La directrice laissa échapper un petit rire – souleva la tapisserie qui masquait l'entrée du passage secret – et lança un regard à Merlin, dont les yeux bruns brillaient d'une lueur enjouée.

- Oh, je ne doute pas que vous ayez les qualités magiques pour effectuer un tel sortilège, Sir Merlin. En revanche, vous devrez faire appel à des souvenirs positifs, laisser l'émotion vous envahir, vous emplir entièrement ; et parvenir à la rejeter sous une forme qui représente votre psyché profonde. Il faut éprouver beaucoup de paix pour se confronter à soi-même d'une telle façon.

Merlin baissa les yeux, visiblement pensif.

- Dame Rowena, Sir Salazar et Sir Godric y arrivaient-ils ?

La question prit Helga au dépourvu ; sans en avoir conscience, elle resserra sa main sur les doigts de la petite fille. Voilà qui était à la limite de l'insolence qu'elle pouvait accepter.

- Sir Salazar et Sir Godric ont toujours eu une aisance naturelle pour ce sortilège, répondit-elle dans un souffle. Dame Rowena n'a plus eu le cœur à produire un Patronus après la mort de sa fille.

Un silence s'installa entre eux, seulement brisé par le bruit de leurs pas dans le couloir de pierre éclairci par la lueur du blaireau lumineux. Helga tenta de repousser les souvenirs douloureux pour préserver l'éclat de son Patronus ; mais les images de Rowena sur son lit de mort l'assaillaient ; les échos de la discorde entre Salazar et Godric lui écorchaient les oreilles ; son propre désarroi face au départ de ses amis lui revenait. Petit à petit, la lumière du blaireau s'affaiblit, jusqu'à disparaître. Ils s'arrêtèrent. Merlin alluma sa baguette.

- Viendront-ils pour le festin de Noël, ma Dame ? l'interrogea-t-il.

Helga laissa un triste sourire étirer ses lèvres sèches.

- Je ne pense pas, non, murmura-t-elle. Noël est une fête moldue. Salazar ne fera pas cet affront à son sang pur. Quant à Godric, je crains qu'il n'ait trop de soucis de santé pour revenir à Poudlard.

Merlin hocha la tête, l'air songeur.
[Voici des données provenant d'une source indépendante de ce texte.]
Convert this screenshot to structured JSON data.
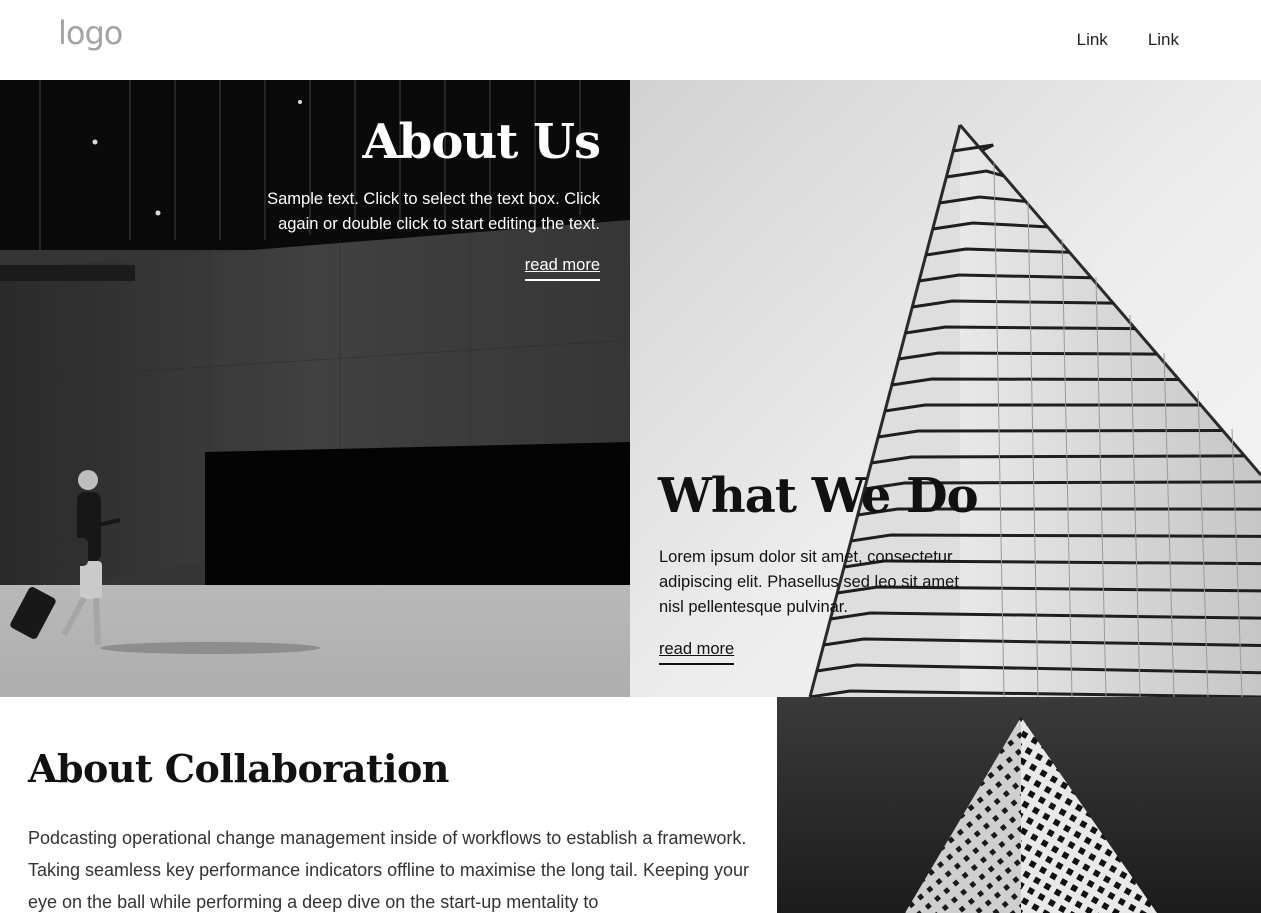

Helga dut se faire violence pour se rappeler que le jeune homme en face d'elle était un élève ; elle devait se reprendre, rester la Dame Helga qui avait fait le deuil de son amie d'enfance, qui avait accepté le départ de Salazar, qui tenait seule les rênes de Poudlard depuis la retraite de Godric, deux ans plus tôt. Elle prit une grande inspiration, et se permit une dernière parole avant de retourner dans la peau de cette Dame Helga que les élèves aimaient tant.

- Nous sommes de vieilles personnes, mon cher, dit-elle d'une voix calme. Nous avons vécu notre vie – Dame Rowena, paix à son âme, l'a déjà terminée. Il est venu le temps de nous recentrer sur ce qui compte vraiment. Sir Godric a besoin de rester éloigné du monde. Quant à Sir Salazar, vous ne l'avez pas connu, mais je peux vous assurer qu'il se plaît à merveille en sa propre compagnie.

Elle reprit sa route, la menotte de la pupille de Serdaigle toujours glissée dans la sienne, et sa baguette éclairant le passage secret à ses pieds.

- Mais Poudlard n'est-il pas ce qu'il y a de plus important, ma Dame ? l'interpella Merlin en trottinant à sa suite, sa propre baguette brandie devant lui. En particulier pour ses fondateurs ?

- Bien sûr que Poudlard est important, dit-elle doucement. Mais comme je te l'ai dit, nous sommes de vieilles personnes. Nous avons changé.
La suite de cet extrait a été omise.